The legislation before Congress would make that type of crime a felony, raising the penalty to as much as a year in jail for impersonating a war hero or displaying unearned military medals. Felony convictions, unlike misdemeanor charges, can carry additional penalties like limits on gun ownership and disqualification from certain public offices, depending on the state.

The measure, dubbed the Stolen Valor Act, was introduced in July 2005 by Rep. John Salazar, D-Colo., at the urging of Sterner’s wife, Pam, a political science student at the time.

In September, the Senate passed a similar measure sponsored by Sen.
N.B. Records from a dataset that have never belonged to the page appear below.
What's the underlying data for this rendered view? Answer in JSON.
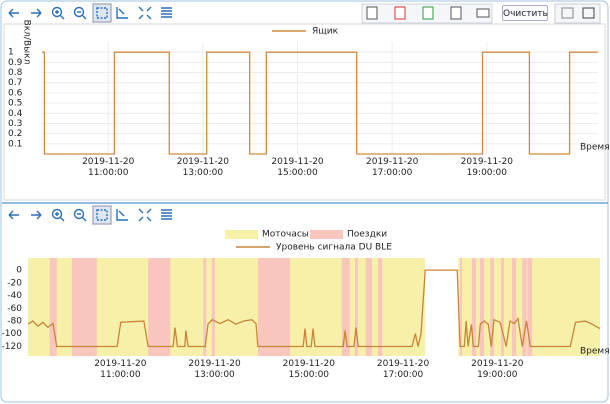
{
  "toolbar": {
    "clear_button": "Очистить"
  },
  "chart_data": [
    {
      "type": "line",
      "legend": "top",
      "grid": true,
      "ylabel": "Вкл/Выкл",
      "xlabel": "Время",
      "xlim": [
        9.6,
        21.35
      ],
      "ylim": [
        0,
        1.1
      ],
      "yticks": [
        0.1,
        0.2,
        0.3,
        0.4,
        0.5,
        0.6,
        0.7,
        0.8,
        0.9,
        1
      ],
      "xticks": [
        {
          "value": 11,
          "label": "2019-11-20\n11:00:00"
        },
        {
          "value": 13,
          "label": "2019-11-20\n13:00:00"
        },
        {
          "value": 15,
          "label": "2019-11-20\n15:00:00"
        },
        {
          "value": 17,
          "label": "2019-11-20\n17:00:00"
        },
        {
          "value": 19,
          "label": "2019-11-20\n19:00:00"
        }
      ],
      "x": [
        9.6,
        9.65,
        9.65,
        11.13,
        11.13,
        12.29,
        12.29,
        13.08,
        13.08,
        13.99,
        13.99,
        14.34,
        14.34,
        16.25,
        16.25,
        18.91,
        18.91,
        19.9,
        19.9,
        20.75,
        20.75,
        21.35
      ],
      "series": [
        {
          "name": "Ящик",
          "color": "#d08a3c",
          "values": [
            1,
            1,
            0,
            0,
            1,
            1,
            0,
            0,
            1,
            1,
            0,
            0,
            1,
            1,
            0,
            0,
            1,
            1,
            0,
            0,
            1,
            1
          ]
        }
      ]
    },
    {
      "type": "line",
      "legend": "top",
      "grid": false,
      "xlabel": "Время",
      "xlim": [
        9.04,
        21.18
      ],
      "ylim": [
        -135,
        19
      ],
      "yticks": [
        0,
        -20,
        -40,
        -60,
        -80,
        -100,
        -120
      ],
      "xticks": [
        {
          "value": 11,
          "label": "2019-11-20\n11:00:00"
        },
        {
          "value": 13,
          "label": "2019-11-20\n13:00:00"
        },
        {
          "value": 15,
          "label": "2019-11-20\n15:00:00"
        },
        {
          "value": 17,
          "label": "2019-11-20\n17:00:00"
        },
        {
          "value": 19,
          "label": "2019-11-20\n19:00:00"
        }
      ],
      "bands": [
        {
          "name": "Моточасы",
          "color": "#f7f0a8",
          "intervals": [
            [
              9.04,
              17.47
            ],
            [
              18.17,
              21.18
            ]
          ]
        },
        {
          "name": "Поездки",
          "color": "#f8c6bd",
          "intervals": [
            [
              9.5,
              9.65
            ],
            [
              9.97,
              10.5
            ],
            [
              11.59,
              12.06
            ],
            [
              12.76,
              12.82
            ],
            [
              12.94,
              13.01
            ],
            [
              13.92,
              14.6
            ],
            [
              15.7,
              15.87
            ],
            [
              15.98,
              16.04
            ],
            [
              16.21,
              16.34
            ],
            [
              16.47,
              16.56
            ],
            [
              18.21,
              18.25
            ],
            [
              18.46,
              18.55
            ],
            [
              18.63,
              18.72
            ],
            [
              18.85,
              18.93
            ],
            [
              19.08,
              19.14
            ],
            [
              19.31,
              19.4
            ],
            [
              19.53,
              19.62
            ],
            [
              19.64,
              19.74
            ]
          ]
        }
      ],
      "x": [
        9.04,
        9.14,
        9.25,
        9.36,
        9.46,
        9.57,
        9.65,
        10.93,
        11.01,
        11.5,
        11.59,
        12.12,
        12.16,
        12.21,
        12.37,
        12.39,
        12.44,
        12.8,
        12.86,
        12.95,
        13.11,
        13.29,
        13.45,
        13.62,
        13.79,
        13.88,
        13.92,
        14.88,
        14.92,
        14.96,
        15.05,
        15.09,
        15.13,
        15.73,
        15.77,
        15.81,
        15.96,
        16.0,
        16.05,
        17.19,
        17.26,
        17.32,
        17.38,
        17.47,
        18.15,
        18.21,
        18.3,
        18.34,
        18.38,
        18.45,
        18.49,
        18.6,
        18.64,
        18.72,
        18.81,
        18.87,
        18.93,
        19.06,
        19.19,
        19.27,
        19.36,
        19.44,
        19.53,
        19.62,
        19.7,
        19.81,
        20.55,
        20.66,
        20.87,
        21.01,
        21.18
      ],
      "series": [
        {
          "name": "Уровень сигнала DU BLE",
          "color": "#c8853a",
          "values": [
            -85,
            -80,
            -88,
            -82,
            -90,
            -84,
            -120,
            -120,
            -82,
            -80,
            -120,
            -120,
            -90,
            -120,
            -120,
            -95,
            -120,
            -120,
            -85,
            -78,
            -84,
            -78,
            -85,
            -80,
            -78,
            -84,
            -120,
            -120,
            -92,
            -120,
            -120,
            -92,
            -120,
            -120,
            -95,
            -120,
            -120,
            -90,
            -120,
            -120,
            -100,
            -120,
            -100,
            0,
            0,
            -120,
            -120,
            -80,
            -120,
            -85,
            -120,
            -120,
            -85,
            -80,
            -85,
            -120,
            -78,
            -82,
            -120,
            -80,
            -84,
            -76,
            -120,
            -80,
            -120,
            -120,
            -120,
            -82,
            -80,
            -85,
            -92
          ]
        }
      ]
    }
  ]
}
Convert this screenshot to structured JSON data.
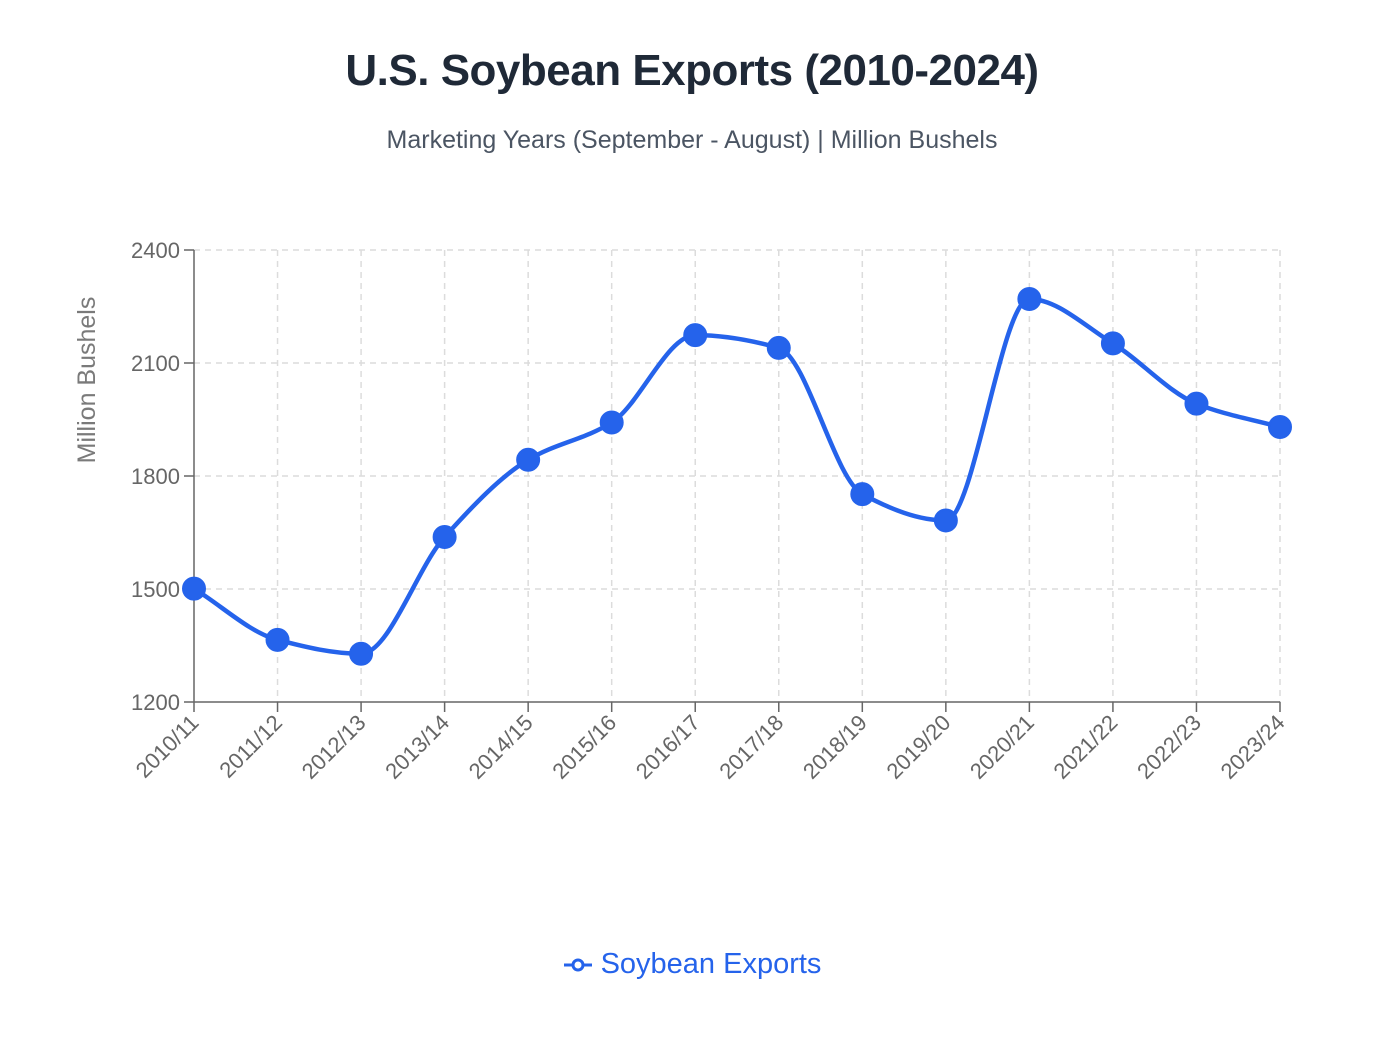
{
  "chart_data": {
    "type": "line",
    "title": "U.S. Soybean Exports (2010-2024)",
    "subtitle": "Marketing Years (September - August) | Million Bushels",
    "xlabel": "",
    "ylabel": "Million Bushels",
    "categories": [
      "2010/11",
      "2011/12",
      "2012/13",
      "2013/14",
      "2014/15",
      "2015/16",
      "2016/17",
      "2017/18",
      "2018/19",
      "2019/20",
      "2020/21",
      "2021/22",
      "2022/23",
      "2023/24"
    ],
    "series": [
      {
        "name": "Soybean Exports",
        "color": "#2563eb",
        "values": [
          1501,
          1365,
          1328,
          1638,
          1843,
          1942,
          2174,
          2140,
          1752,
          1682,
          2270,
          2152,
          1992,
          1930
        ]
      }
    ],
    "ylim": [
      1200,
      2400
    ],
    "yticks": [
      1200,
      1500,
      1800,
      2100,
      2400
    ],
    "grid": true,
    "legend": "bottom",
    "smooth": true
  }
}
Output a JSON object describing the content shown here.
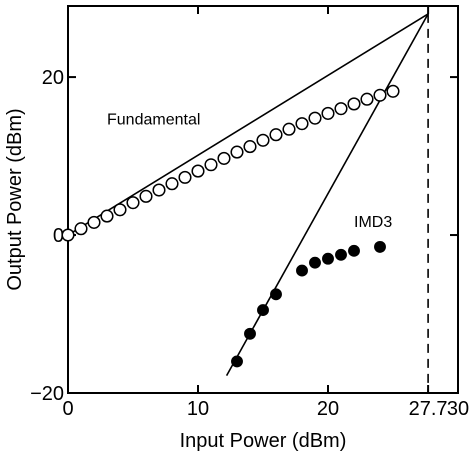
{
  "chart_data": {
    "type": "scatter",
    "xlabel": "Input Power (dBm)",
    "ylabel": "Output Power (dBm)",
    "xlim": [
      0,
      30
    ],
    "ylim": [
      -20,
      29
    ],
    "x_ticks": [
      {
        "value": 0,
        "label": "0"
      },
      {
        "value": 10,
        "label": "10"
      },
      {
        "value": 20,
        "label": "20"
      },
      {
        "value": 27.7,
        "label": "27.7"
      },
      {
        "value": 30,
        "label": "30"
      }
    ],
    "y_ticks": [
      {
        "value": 20,
        "label": "20"
      },
      {
        "value": 0,
        "label": "0"
      },
      {
        "value": -20,
        "label": "−20"
      }
    ],
    "series": [
      {
        "name": "Fundamental",
        "marker": "open-circle",
        "x": [
          0,
          1,
          2,
          3,
          4,
          5,
          6,
          7,
          8,
          9,
          10,
          11,
          12,
          13,
          14,
          15,
          16,
          17,
          18,
          19,
          20,
          21,
          22,
          23,
          24,
          25
        ],
        "y": [
          0,
          0.8,
          1.6,
          2.4,
          3.2,
          4.1,
          4.9,
          5.7,
          6.5,
          7.3,
          8.1,
          8.9,
          9.7,
          10.5,
          11.2,
          12.0,
          12.7,
          13.4,
          14.1,
          14.8,
          15.4,
          16.0,
          16.6,
          17.2,
          17.7,
          18.2
        ]
      },
      {
        "name": "IMD3",
        "marker": "filled-circle",
        "x": [
          13,
          14,
          15,
          16,
          18,
          19,
          20,
          21,
          22,
          24
        ],
        "y": [
          -16,
          -12.5,
          -9.5,
          -7.5,
          -4.5,
          -3.5,
          -3,
          -2.5,
          -2,
          -1.5
        ]
      }
    ],
    "fit_lines": [
      {
        "x": [
          0,
          27.7
        ],
        "y": [
          0,
          28.0
        ]
      },
      {
        "x": [
          12.2,
          27.7
        ],
        "y": [
          -17.8,
          28.0
        ]
      }
    ],
    "annotations": [
      {
        "text": "Fundamental",
        "x": 3,
        "y": 14
      },
      {
        "text": "IMD3",
        "x": 22,
        "y": 1
      }
    ],
    "vline": {
      "x": 27.7,
      "style": "dashed"
    },
    "grid": false,
    "legend": "none"
  }
}
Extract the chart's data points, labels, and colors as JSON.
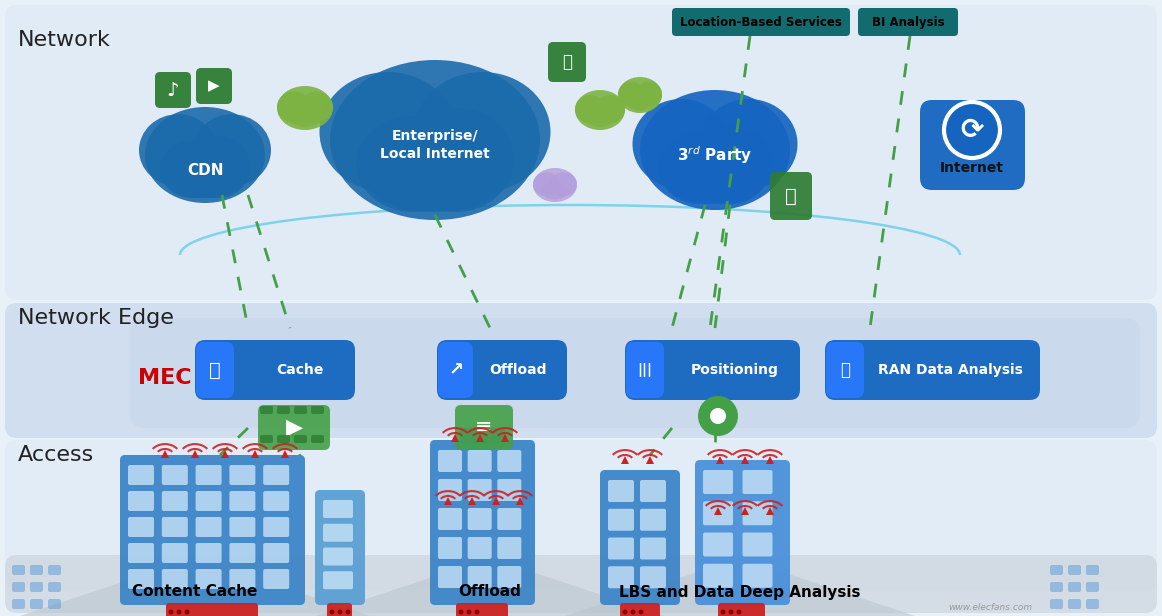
{
  "bg_color": "#e8f0f8",
  "network_section_color": "#dce8f5",
  "edge_section_color": "#c8daea",
  "access_section_color": "#dce8f5",
  "bottom_color": "#cdd5db",
  "dark_blue_cloud": "#1a6aab",
  "button_blue": "#1565c0",
  "teal_tag": "#00838f",
  "green_icon": "#2e7d32",
  "green_light": "#43a047",
  "red_accent": "#cc0000",
  "white": "#ffffff",
  "section_labels": [
    "Network",
    "Network Edge",
    "Access"
  ],
  "top_tags": [
    "Location-Based Services",
    "BI Analysis"
  ],
  "mec_buttons": [
    "Cache",
    "Offload",
    "Positioning",
    "RAN Data Analysis"
  ],
  "bottom_labels": [
    "Content Cache",
    "Offload",
    "LBS and Data Deep Analysis"
  ],
  "watermark": "www.elecfans.com"
}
Kent Conrad, D-N.D., but both bills have languished in the House Judiciary Committee. Officials there said the committee has no plans to review the bill again when the House returns for its weeklong legislative wrap-up starting Monday.

Several prominent Republicans on the committee are co-sponsors of Salazar’s bill, and after the Weilbacher case became public House Majority Whip Roy Blunt, R-Mo., said he would consider lending his support to the measure as well.

But Blunt spokeswoman Jessica Boulanger said the congressman has not made any final decisions, and had no plans to push Republican leadership to rush through the measure next week. If it’s not passed next week, the bill will have to be reintroduced when the new session of Congress begins next month.

The legislation has received public support from the Vietnam Veterans of America, the Congressional Medal of Honor Foundation, the Military Order of the Purple Heart and numerous other veterans associations.

Sterner said if the measure isn’t approved this month, he is confident it will be passed quickly by the incoming Democrat-led Congress.

“The incoming House leaders (Rep. Nancy Pelosi and Rep. Steny Hoyer) are both co-sponsors,” he said. “But the frustrating part of this is that we are so close. It would only take a few minutes of the current House’s time to see it pass.”